C'était le coup évident, une fois qu'un être pensait au-delà de la seconde suivante. Il pouvait farmer des points lentement et les déverser dans son Intention ou son Infini et se sentir plus grand tout de suite, aujourd'hui, cette heure. Ou il pouvait nourrir la Marée. Élever le Fondement qui lui rapportait déjà mille fois la mise sur chaque acte de don, et le voir commencer à payer davantage, rang après rang, pour que chaque cadeau qu'il faisait et chaque part que son peuple gagnait renvoie un flot de Biomasse plus riche qu'avant. Il ne verrait pas le résultat l'instant où il l'achèterait. Le retour aurait du retard, comme les retours en ont toujours !
Mais une fois que ça prendrait, la capitalisation serait terrifiante. Une Marée plus haute signifiait plus de Biomasse signifiait une Marée encore plus haute, le même fleuve qui s'élargit que l'Estuaire faisait déjà courir, maintenant intégré au moteur de son don.
Comment disait-on déjà, dans sa vieille maison, avant tout ça ?
La gratification différée.
Il retourna la vieille expression. Les faibles tendaient la main vers la chose devant eux parce qu'ils ne supportaient pas de vouloir. Ils prenaient le petit plaisir maintenant parce que le maintenant était tout en quoi ils avaient confiance, et donc ils restaient petits, se consommant à jamais dans l'immédiat.

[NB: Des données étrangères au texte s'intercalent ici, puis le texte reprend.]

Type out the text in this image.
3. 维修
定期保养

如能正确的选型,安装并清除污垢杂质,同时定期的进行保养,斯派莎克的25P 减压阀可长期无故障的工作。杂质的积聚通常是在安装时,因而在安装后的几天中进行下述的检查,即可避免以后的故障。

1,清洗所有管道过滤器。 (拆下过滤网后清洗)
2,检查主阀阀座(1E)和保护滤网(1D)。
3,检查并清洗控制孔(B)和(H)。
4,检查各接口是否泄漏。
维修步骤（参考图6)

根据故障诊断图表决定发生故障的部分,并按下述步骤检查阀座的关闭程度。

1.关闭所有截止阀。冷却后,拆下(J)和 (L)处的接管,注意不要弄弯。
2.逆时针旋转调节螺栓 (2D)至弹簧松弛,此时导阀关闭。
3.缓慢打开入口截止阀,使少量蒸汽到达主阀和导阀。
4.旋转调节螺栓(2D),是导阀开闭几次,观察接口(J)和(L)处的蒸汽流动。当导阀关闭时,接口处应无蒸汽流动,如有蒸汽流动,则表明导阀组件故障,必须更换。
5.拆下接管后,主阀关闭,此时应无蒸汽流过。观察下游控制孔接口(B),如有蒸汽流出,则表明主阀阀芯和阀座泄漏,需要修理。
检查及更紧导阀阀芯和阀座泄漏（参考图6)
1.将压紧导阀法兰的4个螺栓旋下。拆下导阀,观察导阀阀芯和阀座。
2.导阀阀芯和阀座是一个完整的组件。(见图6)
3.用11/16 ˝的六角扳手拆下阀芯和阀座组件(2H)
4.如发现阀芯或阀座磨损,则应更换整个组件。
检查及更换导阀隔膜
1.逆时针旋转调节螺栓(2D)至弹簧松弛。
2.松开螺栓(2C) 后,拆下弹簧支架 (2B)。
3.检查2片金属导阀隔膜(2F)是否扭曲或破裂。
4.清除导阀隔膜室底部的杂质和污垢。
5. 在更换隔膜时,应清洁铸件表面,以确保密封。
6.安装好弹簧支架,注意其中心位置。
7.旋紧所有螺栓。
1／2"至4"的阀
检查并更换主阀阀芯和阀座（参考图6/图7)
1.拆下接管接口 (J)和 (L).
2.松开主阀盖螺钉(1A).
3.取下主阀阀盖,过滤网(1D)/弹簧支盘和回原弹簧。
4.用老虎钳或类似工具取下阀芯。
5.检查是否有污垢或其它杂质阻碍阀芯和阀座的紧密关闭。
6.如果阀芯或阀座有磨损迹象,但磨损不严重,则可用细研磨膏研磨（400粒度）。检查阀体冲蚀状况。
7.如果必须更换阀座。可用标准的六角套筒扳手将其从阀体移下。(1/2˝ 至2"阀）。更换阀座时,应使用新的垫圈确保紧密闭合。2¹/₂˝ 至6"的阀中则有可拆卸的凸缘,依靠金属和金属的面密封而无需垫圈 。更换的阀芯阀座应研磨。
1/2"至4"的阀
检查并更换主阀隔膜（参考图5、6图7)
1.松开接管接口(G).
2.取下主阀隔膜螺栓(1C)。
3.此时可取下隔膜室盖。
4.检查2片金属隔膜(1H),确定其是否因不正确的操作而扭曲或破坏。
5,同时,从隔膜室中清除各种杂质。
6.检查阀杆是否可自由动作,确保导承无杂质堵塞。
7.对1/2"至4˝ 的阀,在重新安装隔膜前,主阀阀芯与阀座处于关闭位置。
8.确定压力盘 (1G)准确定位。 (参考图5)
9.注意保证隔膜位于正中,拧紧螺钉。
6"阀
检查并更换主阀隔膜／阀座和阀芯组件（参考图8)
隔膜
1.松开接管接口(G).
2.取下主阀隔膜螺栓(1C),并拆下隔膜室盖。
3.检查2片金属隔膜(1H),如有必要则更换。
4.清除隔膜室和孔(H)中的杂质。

Mais un être qui pouvait tenir un désir, qui pouvait regarder cinq mille points et choisir la chose plus lente, plus profonde, plutôt que la chose brillante et rapide, était un être qui avait maîtrisé sa propre faim au lieu d'en être gouverné. C'était là toute la force, au fond. Non l'abandon au désir, les Dorés avaient essayé et pourri, mais le commandement de celui-ci. Il voulait être plus grand maintenant. Il serait plus grand plus tard, et bien davantage, précisément parce qu'il pouvait supporter d'attendre !
L'homme qui sait différer est l'homme qui décide de la forme de sa propre becoming, et Noah avait décidé depuis longtemps qu'il ne serait plus jamais une créature du maintenant désespéré !
Alors il attendit. Il s'allongea sous la pluie et laissa les secondes s'écouler, observant sa Biomasse grimper vers cinq mille, sans aucune hâte !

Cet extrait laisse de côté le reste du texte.